Friday, March 1, 2013

REN" Jumat, 01 Maret 2013. Katakan Tidak. Doa nenjelang konklaf (pemilihan Paus)

RENUNGAN PAGI
Jumat, 01 Maret 2013

Hati-hatilah terhadap ahli-ahli Taurat yang suka berjalan-jalan memakai jubah panjang dan suka menerima penghormatan di pasar
(Markus 12:38)

Slogan salah satu partai politik "katakan tidak" , ternyata hanya sekedar slogan, karena beberapa petinggi-petingginya justru tersandung masalah korupsi

Ahli-ahli Taurat dan orang Farisi bukanlah koruptor atau manipulator, bukan kriminal atau residivis, sebaliknya, mereka adalah orang baik-baik, saleh dan amat taat beragama, fasih menghafal ayat-ayat, menguasai hukum-hukum agama, tak sekalipun lupa berdoa, beribadah dan berpuasa

Yesus tidak mengecam kejahatan atau kesalahan mereka, yang dihantam secara tegas adalah kemunafikan mereka
Kalau kita mendengar mereka berceramah atau berkhotbah, hebat sekalli, kalau kita melihat mereka menjalankan upacara-upacara keagamaan, kita pasti kagum
Tetapi sayangnya semua itu tidak keluar dari hati, semua itu cuma pamer, ingin dilihat dan dipuji orang


Yesus berkata:
"Celakalah kamu, hai ahli-ahli Taurat dan orang-orang Farisi, hai kamu orang-orang munafik, sebab kamu sama seperti kuburan yang dilabur putih, yang sebelah luarnya memang bersih tampaknya, tetapi yang sebelah dalamnya penuh tulang belulang dan pelbagai jenis kotoran"
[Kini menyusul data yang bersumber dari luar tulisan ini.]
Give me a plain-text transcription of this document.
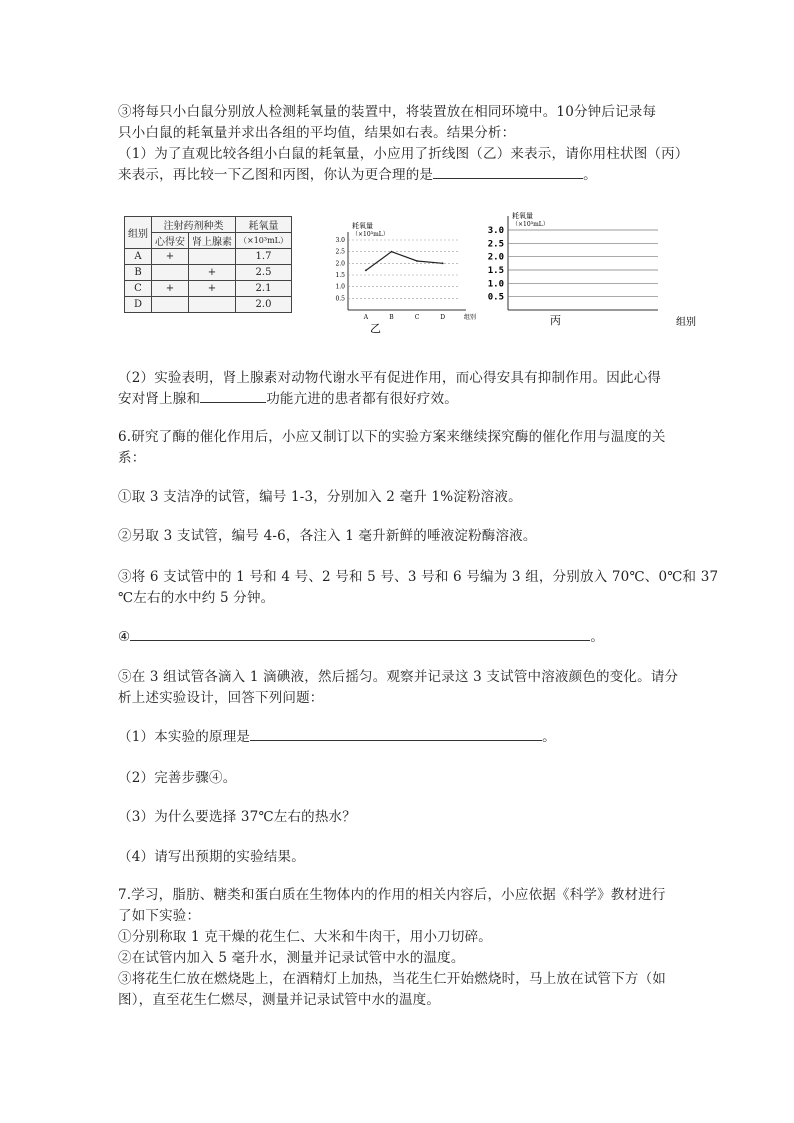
③将每只小白鼠分别放人检测耗氧量的装置中，将装置放在相同环境中。10分钟后记录每
只小白鼠的耗氧量并求出各组的平均值，结果如右表。结果分析：
（1）为了直观比较各组小白鼠的耗氧量，小应用了折线图（乙）来表示，请你用柱状图（丙）
来表示，再比较一下乙图和丙图，你认为更合理的是	。
组别	注射药剂种类		耗氧量
	心得安	肾上腺素	（×10³mL）
A	+		1.7
B		+	2.5
C	+	+	2.1
D			2.0
耗氧量
（×10³mL）
0.5
1.0
1.5
2.0
2.5
3.0
A	B	C	D	组别
乙
耗氧量
（×10³mL）
0.5
1.0
1.5
2.0
2.5
3.0
丙	组别
（2）实验表明，肾上腺素对动物代谢水平有促进作用，而心得安具有抑制作用。因此心得
安对肾上腺和	功能亢进的患者都有很好疗效。
6.研究了酶的催化作用后，小应又制订以下的实验方案来继续探究酶的催化作用与温度的关
系：
①取 3 支洁净的试管，编号 1-3，分别加入 2 毫升 1%淀粉溶液。
②另取 3 支试管，编号 4-6，各注入 1 毫升新鲜的唾液淀粉酶溶液。
③将 6 支试管中的 1 号和 4 号、2 号和 5 号、3 号和 6 号编为 3 组，分别放入 70℃、0℃和 37
℃左右的水中约 5 分钟。
④	。
⑤在 3 组试管各滴入 1 滴碘液，然后摇匀。观察并记录这 3 支试管中溶液颜色的变化。请分
析上述实验设计，回答下列问题：
（1）本实验的原理是	。
（2）完善步骤④。
（3）为什么要选择 37℃左右的热水？
（4）请写出预期的实验结果。
7.学习，脂肪、糖类和蛋白质在生物体内的作用的相关内容后，小应依据《科学》教材进行
了如下实验：
①分别称取 1 克干燥的花生仁、大米和牛肉干，用小刀切碎。
②在试管内加入 5 毫升水，测量并记录试管中水的温度。
③将花生仁放在燃烧匙上，在酒精灯上加热，当花生仁开始燃烧时，马上放在试管下方（如
图），直至花生仁燃尽，测量并记录试管中水的温度。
Di hadapan manusia, kita memang dapat melindungi kejahatan di balik kekuasaan, menyembunyikan kefasikan di balik senyuman atau kedermawanan, tetapi di hadapan Allah, semuanya terbuka dan serba telanjang
Yesus mengasihi orang Farisi, tetapi Yesus membenci farisme,
"waspadalah terhadap ragi orang Farisi"

Yesus membenci religiolitas yang formal tetapi tak pernah fungsional dan eksistensial, semboyan-semboyan kosong tanpa arti, seremoni-seremoni resmi tanpa isi, sikap yang ingin disenangi, dipuji, lalu menghianati hati nurani

Yang Yesus suka adalah ibadah dan sikap yang keluar dari dalam hati, hati yang sepenuhnya terarah kepada Allah dan hati yang seluruhnya dikuasai oleh kerinduan untuk melayani sesama

Tuhan Yesus memberkati
______________

Bacaan dari kitab Kejadian.
= Kej 37:3-4,12-13a,17b-28 =

Israel lebih mengasihi Yusuf dari semua anaknya yang lain, sebab Yusuf itulah anaknya yang lahir pada masa tuanya; dan ia menyuruh membuat jubah yang maha indah bagi dia.
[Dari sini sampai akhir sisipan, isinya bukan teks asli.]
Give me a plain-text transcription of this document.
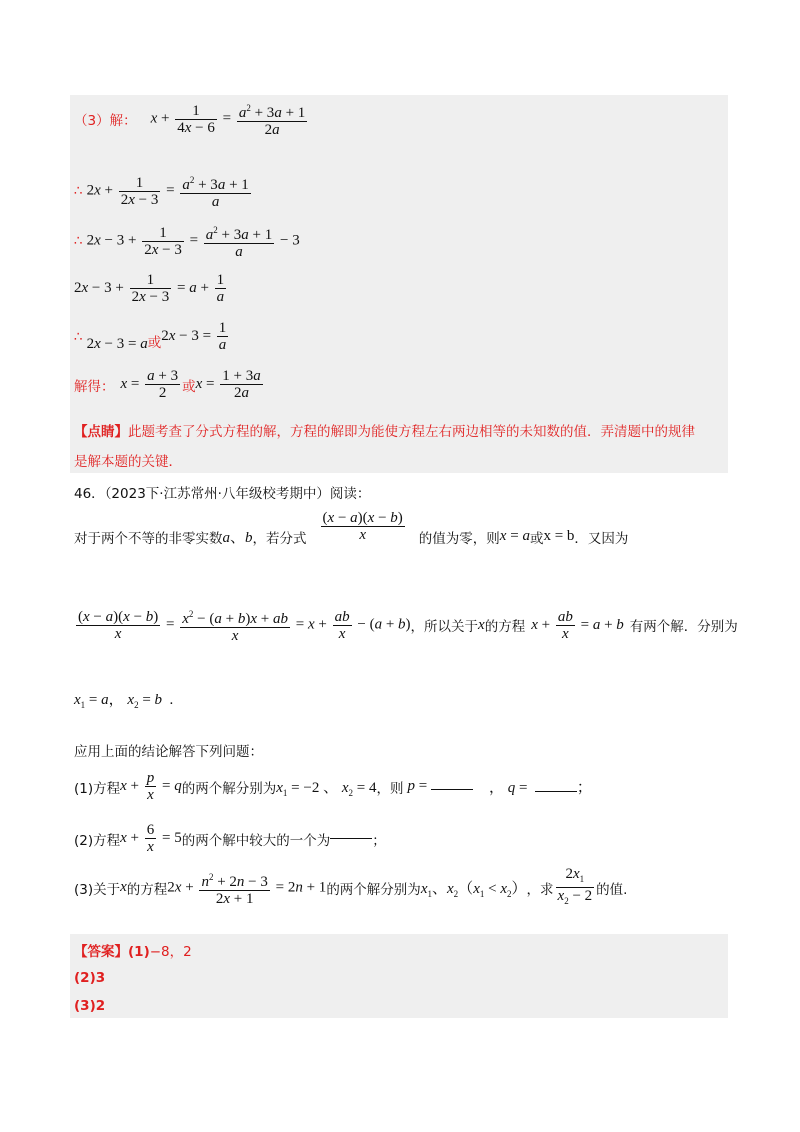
（3）解： $x + \frac{1}{4x - 6} = \frac{a^2 + 3a + 1}{2a}$
∴ $2x + \frac{1}{2x - 3} = \frac{a^2 + 3a + 1}{a}$
∴ $2x - 3 + \frac{1}{2x - 3} = \frac{a^2 + 3a + 1}{a} - 3$
$2x - 3 + \frac{1}{2x - 3} = a + \frac{1}{a}$
∴ 2x − 3 = a 或 $2x - 3 = \frac{1}{a}$
解得： $x = \frac{a + 3}{2}$ 或 $x = \frac{1 + 3a}{2a}$
【点睛】此题考查了分式方程的解，方程的解即为能使方程左右两边相等的未知数的值．弄清题中的规律
是解本题的关键．
46．（2023下·江苏常州·八年级校考期中）阅读：
对于两个不等的非零实数 a、b ，若分式 $\frac{(x - a)(x - b)}{x}$ 的值为零，则 x = a 或 x = b ．又因为
$\frac{(x - a)(x - b)}{x} = \frac{x^2 - (a + b)x + ab}{x} = x + \frac{ab}{x} - (a + b)$ ，所以关于 x 的方程 $x + \frac{ab}{x} = a + b$ 有两个解．分别为
$x_1 = a$， $x_2 = b$  .
应用上面的结论解答下列问题：
(1)方程 $x + \frac{p}{x} = q$ 的两个解分别为 $x_1 = -2$ 、 $x_2 = 4$ ，则 p =	， q =	；
(2)方程 $x + \frac{6}{x} = 5$ 的两个解中较大的一个为	；
(3)关于 x 的方程 $2x + \frac{n^2 + 2n - 3}{2x + 1} = 2n + 1$ 的两个解分别为 $x_1$、$x_2(x_1 < x_2)$ ，求 $\frac{2x_1}{x_2 - 2}$ 的值.
【答案】(1)−8，2
(2)3
(3)2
Setelah dilihat oleh saudara-saudaranya, bahwa ayahnya lebih mengasihi Yusuf dari semua saudaranya, maka bencilah mereka itu kepadanya dan tidak mau menyapanya dengan ramah.

Pada suatu kali pergilah saudara-saudaranya menggembalakan kambing domba ayahnya dekat Sikhem.
Lalu Israel berkata kepada Yusuf:
"Bukankah saudara-saudaramu menggembalakan kambing domba dekat Sikhem?
Marilah engkau kusuruh kepada mereka."

Maka Yusuf menyusul saudara-saudaranya itu dan didapatinyalah mereka di Dotan.
Dari jauh ia telah kelihatan kepada mereka.
Tetapi sebelum ia dekat pada mereka, mereka telah bermufakat mencari daya upaya untuk membunuhnya.
Kata mereka seorang kepada yang lain:
"Lihat, tukang mimpi kita itu datang!
Sekarang, marilah kita bunuh dia dan kita lemparkan ke dalam salah satu sumur ini, lalu kita katakan: seekor binatang buas telah menerkamnya.
Dan kita akan lihat nanti, bagaimana jadinya mimpinya itu!"
Ketika Ruben mendengar hal ini, ia ingin melepaskan Yusuf dari tangan mereka, sebab itu katanya:
"Janganlah kita bunuh dia!"
Lagi kata Ruben kepada mereka:
"Janganlah tumpahkan darah, lemparkanlah dia ke dalam sumur yang ada di padang gurun ini, tetapi janganlah apa-apakan dia"
--maksudnya hendak melepaskan Yusuf dari tangan mereka dan membawanya kembali kepada ayahnya.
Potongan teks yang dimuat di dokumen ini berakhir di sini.